Gender Equality and Women’s Empowerment (SDG 5)

Gender inequality, combined with inadequate laws and policies that fail to protect women and girls, is a strong predictor of gender-based violence. Acts of violence against women, which are strongly predicted by gender inequality and patriarchal social structures, are alarmingly high in India despite national laws designed to combat gender-based violence. Over one third (34%) of young ever-married women between 15 and 24 experienced emotional, physical, or sexual violence at the hands of their spouse. Pervasive and institutional gender inequality prevents women and girls from fully realizing their human rights. Violence against women, whether inflicted by a stranger or an intimate partner, reinforces deeply ingrained gender inequality and prevents the achievement of sustainable development goals.
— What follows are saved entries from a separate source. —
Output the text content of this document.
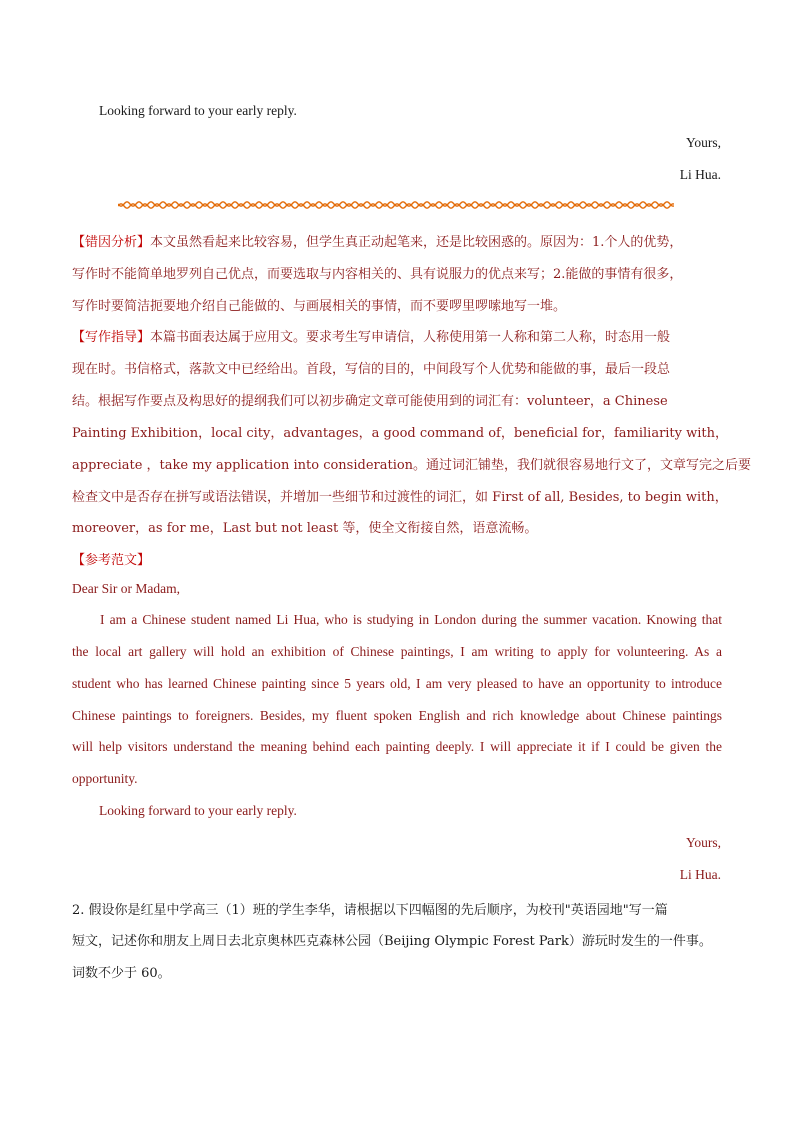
Looking forward to your early reply.
Yours,
Li Hua.
【错因分析】本文虽然看起来比较容易，但学生真正动起笔来，还是比较困惑的。原因为：1.个人的优势，
写作时不能简单地罗列自己优点，而要选取与内容相关的、具有说服力的优点来写；2.能做的事情有很多，
写作时要简洁扼要地介绍自己能做的、与画展相关的事情，而不要啰里啰嗦地写一堆。
【写作指导】本篇书面表达属于应用文。要求考生写申请信，人称使用第一人称和第二人称，时态用一般
现在时。书信格式，落款文中已经给出。首段，写信的目的，中间段写个人优势和能做的事，最后一段总
结。根据写作要点及构思好的提纲我们可以初步确定文章可能使用到的词汇有：volunteer，a Chinese
Painting Exhibition，local city，advantages，a good command of，beneficial for，familiarity with，
appreciate ，take my application into consideration。通过词汇铺垫，我们就很容易地行文了，文章写完之后要
检查文中是否存在拼写或语法错误，并增加一些细节和过渡性的词汇，如 First of all, Besides, to begin with，
moreover，as for me，Last but not least 等，使全文衔接自然，语意流畅。
【参考范文】
Dear Sir or Madam,
I am a Chinese student named Li Hua, who is studying in London during the summer vacation. Knowing that
the local art gallery will hold an exhibition of Chinese paintings, I am writing to apply for volunteering. As a
student who has learned Chinese painting since 5 years old, I am very pleased to have an opportunity to introduce
Chinese paintings to foreigners. Besides, my fluent spoken English and rich knowledge about Chinese paintings
will help visitors understand the meaning behind each painting deeply. I will appreciate it if I could be given the
opportunity.
Looking forward to your early reply.
Yours,
Li Hua.
2. 假设你是红星中学高三（1）班的学生李华，请根据以下四幅图的先后顺序，为校刊"英语园地"写一篇
短文，记述你和朋友上周日去北京奥林匹克森林公园（Beijing Olympic Forest Park）游玩时发生的一件事。
词数不少于 60。
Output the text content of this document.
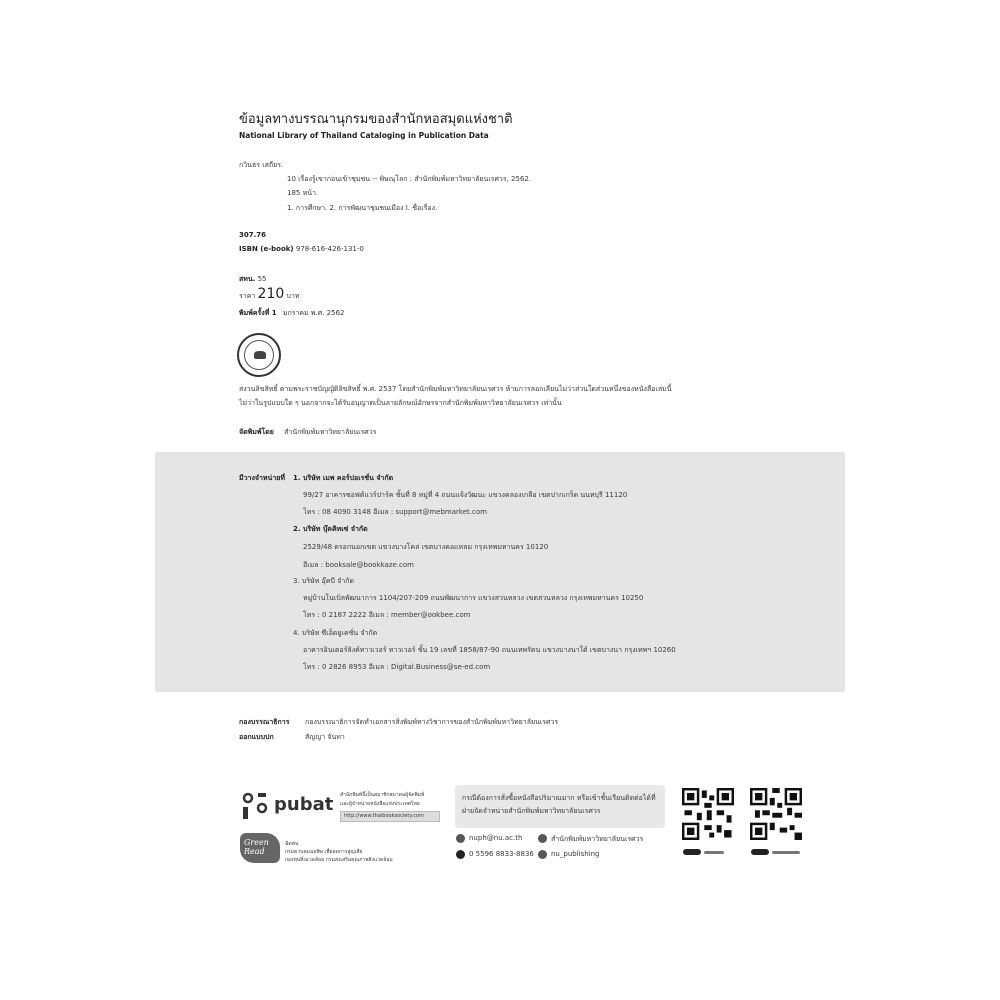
ข้อมูลทางบรรณานุกรมของสำนักหอสมุดแห่งชาติ
National Library of Thailand Cataloging in Publication Data
กวินธร เสถียร.
10 เรื่องรู้เขาก่อนเข้าชุมชน -- พิษณุโลก : สำนักพิมพ์มหาวิทยาลัยนเรศวร, 2562.
185 หน้า.
1. การศึกษา. 2. การพัฒนาชุมชนเมือง I. ชื่อเรื่อง.
307.76
ISBN (e-book) 978-616-426-131-0
สทน. 55
ราคา 210 บาท
พิมพ์ครั้งที่ 1 มกราคม พ.ศ. 2562
สงวนลิขสิทธิ์ ตามพระราชบัญญัติลิขสิทธิ์ พ.ศ. 2537 โดยสำนักพิมพ์มหาวิทยาลัยนเรศวร ห้ามการลอกเลียนไม่ว่าส่วนใดส่วนหนึ่งของหนังสือเล่มนี้
ไม่ว่าในรูปแบบใด ๆ นอกจากจะได้รับอนุญาตเป็นลายลักษณ์อักษรจากสำนักพิมพ์มหาวิทยาลัยนเรศวร เท่านั้น
จัดพิมพ์โดย สำนักพิมพ์มหาวิทยาลัยนเรศวร
มีวางจำหน่ายที่ 1. บริษัท เมพ คอร์ปอเรชั่น จำกัด
99/27 อาคารซอฟต์แวร์ปาร์ค ชั้นที่ 8 หมู่ที่ 4 ถนนแจ้งวัฒนะ แขวงคลองเกลือ เขตปากเกร็ด นนทบุรี 11120
โทร : 08 4090 3148 อีเมล : support@mebmarket.com
2. บริษัท บุ๊คคิทเซ่ จำกัด
2529/48 ตรอกนอกเขต แขวงบางโคล่ เขตบางคอแหลม กรุงเทพมหานคร 10120
อีเมล : booksale@bookkaze.com
3. บริษัท อุ๊คบี จำกัด
หมู่บ้านโนเบิลพัฒนาการ 1104/207-209 ถนนพัฒนาการ แขวงสวนหลวง เขตสวนหลวง กรุงเทพมหานคร 10250
โทร : 0 2187 2222 อีเมล : member@ookbee.com
4. บริษัท ซีเอ็ดยูเคชั่น จำกัด
อาคารอินเตอร์ลิงค์ทาวเวอร์ ทาวเวอร์ ชั้น 19 เลขที่ 1858/87-90 ถนนเทพรัตน แขวงบางนาใต้ เขตบางนา กรุงเทพฯ 10260
โทร : 0 2826 8953 อีเมล : Digital.Business@se-ed.com
กองบรรณาธิการ กองบรรณาธิการจัดทำเอกสารสิ่งพิมพ์ทางวิชาการของสำนักพิมพ์มหาวิทยาลัยนเรศวร
ออกแบบปก	สัญญา จันทา
pubat สำนักพิมพ์นี้เป็นสมาชิกสมาคมผู้จัดพิมพ์
และผู้จำหน่ายหนังสือแห่งประเทศไทย
http://www.thaibooksociety.com
Green Read
ฉีดพ่น
กรมควบคุมมลพิษ เพื่อลดการสูญเสีย
กองทุนสิ่งแวดล้อม กรมส่งเสริมคุณภาพสิ่งแวดล้อม
กรณีต้องการสั่งซื้อหนังสือปริมาณมาก หรือเข้าชั้นเรียนติดต่อได้ที่
ฝ่ายจัดจำหน่ายสำนักพิมพ์มหาวิทยาลัยนเรศวร
nuph@nu.ac.th	สำนักพิมพ์มหาวิทยาลัยนเรศวร
0 5596 8833-8836 nu_publishing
In order to meet SDG 5, “achieve gender equality and empower all women and girls”, India must adopt a broad and systemic policy approach to gender equality. This includes passing laws for more equitable property inheritance regimes; promoting multi-sectoral collaboration, both across the public and private sectors as well as NGO actors to prevent early and forced marriage and girls’ education; taking measure to ensure that very young adolescent girls (ages 10-14), especially of lower socioeconomic status and living in rural areas, have access to education, health and safe spaces and can reject early and forced marriages and early pregnancy.
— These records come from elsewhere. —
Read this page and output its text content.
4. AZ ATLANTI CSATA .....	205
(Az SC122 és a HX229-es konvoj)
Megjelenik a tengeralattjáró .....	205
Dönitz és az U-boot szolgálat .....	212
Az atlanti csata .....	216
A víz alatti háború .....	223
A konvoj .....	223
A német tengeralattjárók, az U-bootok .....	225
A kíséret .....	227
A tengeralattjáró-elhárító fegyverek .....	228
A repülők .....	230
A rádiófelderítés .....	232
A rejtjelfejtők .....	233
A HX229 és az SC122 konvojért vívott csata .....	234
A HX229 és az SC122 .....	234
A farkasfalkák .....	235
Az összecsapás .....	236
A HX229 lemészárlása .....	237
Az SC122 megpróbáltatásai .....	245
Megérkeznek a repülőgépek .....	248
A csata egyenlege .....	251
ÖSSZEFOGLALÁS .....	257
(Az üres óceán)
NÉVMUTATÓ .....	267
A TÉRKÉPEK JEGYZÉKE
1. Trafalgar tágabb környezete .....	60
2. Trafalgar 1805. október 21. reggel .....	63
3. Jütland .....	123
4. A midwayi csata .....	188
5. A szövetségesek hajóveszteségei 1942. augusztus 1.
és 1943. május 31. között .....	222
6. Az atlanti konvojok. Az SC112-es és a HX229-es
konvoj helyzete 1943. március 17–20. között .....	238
Inequalities and Discrimination (SDG 10)

A handful of relatively progressive policies coupled with a discriminatory climate work to obstruct access to reproductive and sexual health services for LGBT persons, for those in lower castes, and for the most structurally vulnerable populations, such as sex workers. There is also a lack of reliable, large-scale data disaggregated by population that would identify how different social groups fare on many social health and human rights indicators. Caste discrimination is illegal in India, yet people from Dalit communities and those belonging to religious and ethnic minority tribes face barriers to accessing quality education, health services, and economic and employment opportunities. Sex workers also reported stigma and discrimination in accessing health care, even though the government has made some serious attempts to provide prevention and treatment services in a non-stigmatizing environment for sex workers.

For India to meet SDG10 “reducing inequality within and among countries,” it must repeal all discriminatory laws, policies and practices and ensure the human rights of people living within its borders. These protections should not just be confined to those who have legal citizenship in the country. Actions include: Removing punitive policies that penalize people’s behavior or practices on the basis of their sexual orientation or gender identity; Instituting or otherwise update India’s anti-discrimination legislation to prohibit discrimination in employment, housing, and social services on the grounds of sexual orientation or preference and gender identity; adopting data collection methodology that will enable the collection and analysis of socioeconomic and health patterns disaggregated by ethnicity, gender, age, and caste; and amending the penal code to remove penalties, civil and criminal charges against LGBT persons.

Conclusions

Two priorities which are likely to influence progress in India in the decades to come are the 1.) dissemination and use of sex and age disaggregated data by five year cohorts (10-14; 15-19; 20-24) and 2.) and the implementation of a national policy on comprehensive sexuality education that is accessible for all in and out of schools and which includes modules on human rights, gender-based violence, and relationship negotiation skills.

For India, bridging the gap between policy and implementation is key to meeting the needs of adolescent girls and young women, especially those from religious and ethnic minority communities. India’s implementation of SDG indicators and targets needs to be outcome-based and oriented around the implementation of existing policies and the commitment of sufficient public funds to meet the education and health needs of the country’s young people.